A client with peripheral arterial disease has received instructions from the nurse about how to limit the progression of the disease. The nurse determines that the client needs further teaching if which statement was made by the client?
- A. I need to eat a balanced diet.
- B. A heating pad on my leg will help soothe the leg pain.
- C. I need to take special care of my feet to prevent injury.
- D. I should walk daily to increase the circulation to my legs.
Correct Answer: B
Rationale: The application of heat directly to the extremity is contraindicated. The limb may have decreased sensitivity and be more at risk for burns. Additionally, the direct application of heat raises the oxygen and nutritional requirements of the tissue even further. The long-term management of peripheral arterial disease consists of measures that increase peripheral circulation (exercise), promote vasodilation (warmth), relieve pain, and maintain tissue integrity (foot care and nutrition).

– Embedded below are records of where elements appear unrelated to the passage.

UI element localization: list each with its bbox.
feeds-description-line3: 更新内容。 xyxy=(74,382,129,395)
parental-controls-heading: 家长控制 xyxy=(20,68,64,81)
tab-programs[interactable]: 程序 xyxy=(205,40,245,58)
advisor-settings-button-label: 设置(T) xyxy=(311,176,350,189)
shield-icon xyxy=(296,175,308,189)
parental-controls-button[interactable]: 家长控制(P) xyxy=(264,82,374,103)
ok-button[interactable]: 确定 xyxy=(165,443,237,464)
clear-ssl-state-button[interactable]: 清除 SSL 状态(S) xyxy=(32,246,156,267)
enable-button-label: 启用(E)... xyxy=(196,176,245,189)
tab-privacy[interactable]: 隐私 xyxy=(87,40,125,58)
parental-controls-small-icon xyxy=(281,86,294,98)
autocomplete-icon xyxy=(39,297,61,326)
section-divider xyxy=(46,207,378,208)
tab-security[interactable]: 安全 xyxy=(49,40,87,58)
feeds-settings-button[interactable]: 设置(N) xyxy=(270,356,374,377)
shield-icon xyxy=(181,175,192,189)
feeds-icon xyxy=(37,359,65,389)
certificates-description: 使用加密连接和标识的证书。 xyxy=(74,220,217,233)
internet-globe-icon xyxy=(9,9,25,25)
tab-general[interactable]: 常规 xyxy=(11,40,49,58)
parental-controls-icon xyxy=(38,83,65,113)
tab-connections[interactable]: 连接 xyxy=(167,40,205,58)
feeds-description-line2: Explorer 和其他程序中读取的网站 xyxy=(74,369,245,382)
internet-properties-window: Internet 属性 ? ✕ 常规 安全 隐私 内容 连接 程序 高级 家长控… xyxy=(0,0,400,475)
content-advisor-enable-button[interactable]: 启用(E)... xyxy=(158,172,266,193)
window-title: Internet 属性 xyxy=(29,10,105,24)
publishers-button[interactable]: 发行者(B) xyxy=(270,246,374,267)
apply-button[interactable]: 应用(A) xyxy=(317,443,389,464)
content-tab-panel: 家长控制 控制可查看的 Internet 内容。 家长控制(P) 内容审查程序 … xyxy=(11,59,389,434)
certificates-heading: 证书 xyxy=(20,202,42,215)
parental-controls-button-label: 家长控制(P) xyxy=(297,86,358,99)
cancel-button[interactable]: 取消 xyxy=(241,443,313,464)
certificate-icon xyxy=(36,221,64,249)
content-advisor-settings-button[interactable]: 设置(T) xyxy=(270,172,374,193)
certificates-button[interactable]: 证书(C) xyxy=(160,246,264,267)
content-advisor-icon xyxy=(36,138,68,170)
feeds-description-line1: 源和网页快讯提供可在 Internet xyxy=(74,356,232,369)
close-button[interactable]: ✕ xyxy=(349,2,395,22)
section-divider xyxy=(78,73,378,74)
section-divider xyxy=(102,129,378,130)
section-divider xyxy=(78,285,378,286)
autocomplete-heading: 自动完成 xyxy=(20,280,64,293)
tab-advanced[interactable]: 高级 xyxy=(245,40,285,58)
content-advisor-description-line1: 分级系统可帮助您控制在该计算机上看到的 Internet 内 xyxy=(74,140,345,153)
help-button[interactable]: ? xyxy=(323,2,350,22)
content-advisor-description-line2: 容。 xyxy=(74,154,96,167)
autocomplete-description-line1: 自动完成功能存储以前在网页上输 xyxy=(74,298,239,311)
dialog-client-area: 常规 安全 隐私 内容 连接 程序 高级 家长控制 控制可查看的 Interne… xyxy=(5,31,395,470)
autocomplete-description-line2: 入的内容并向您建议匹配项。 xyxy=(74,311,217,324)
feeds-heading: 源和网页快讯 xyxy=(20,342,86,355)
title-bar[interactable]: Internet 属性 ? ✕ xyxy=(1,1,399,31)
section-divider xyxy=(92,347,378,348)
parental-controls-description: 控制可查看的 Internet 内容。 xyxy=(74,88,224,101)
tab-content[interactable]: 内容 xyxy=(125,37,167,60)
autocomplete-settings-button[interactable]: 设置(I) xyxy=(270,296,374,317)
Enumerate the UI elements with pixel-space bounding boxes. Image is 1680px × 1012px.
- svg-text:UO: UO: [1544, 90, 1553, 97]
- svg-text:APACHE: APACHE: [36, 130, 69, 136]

A client has urinary calculi that are composed of uric acid, and the nurse teaches the client dietary measures to prevent the further development of the calculi. The nurse determines that the client understands the dietary measures if the client states that it is necessary to avoid consuming what food products?
- A. Milk
- B. Yogurt
- C. Spinach, chocolate, and tea
- D. Sardines, herring, and organ meats
Correct Answer: D
Rationale: The client diagnosed with a uric acid stone should limit the intake of foods that are high in purines. Organ meats, sardines, herring, and other high-purine foods are eliminated from the diet. Foods with moderate levels of purines, such as red and white meats and some seafood, are also limited. Milk, yogurt, spinach, chocolate, and tea are recommended dietary changes to prevent calculi that are composed of calcium phosphate or calcium oxalate.
A clinic nurse providing home care instructions to an adolescent diagnosed with iron deficiency anemia concentrates on the administration of oral iron preparations. The nurse should tell the adolescent that it is best to take the iron with which liquid?
- A. Cola
- B. Soda
- C. Water
- D. Tomato juice
Correct Answer: D
Rationale: Iron should be administered with vitamin C-rich fluids because vitamin \mathrm{C enhances the absorption of the iron preparation. Tomato juice has a high ascorbic acid (vitamin C) content, whereas cola, soda, and water do not contain vitamin C.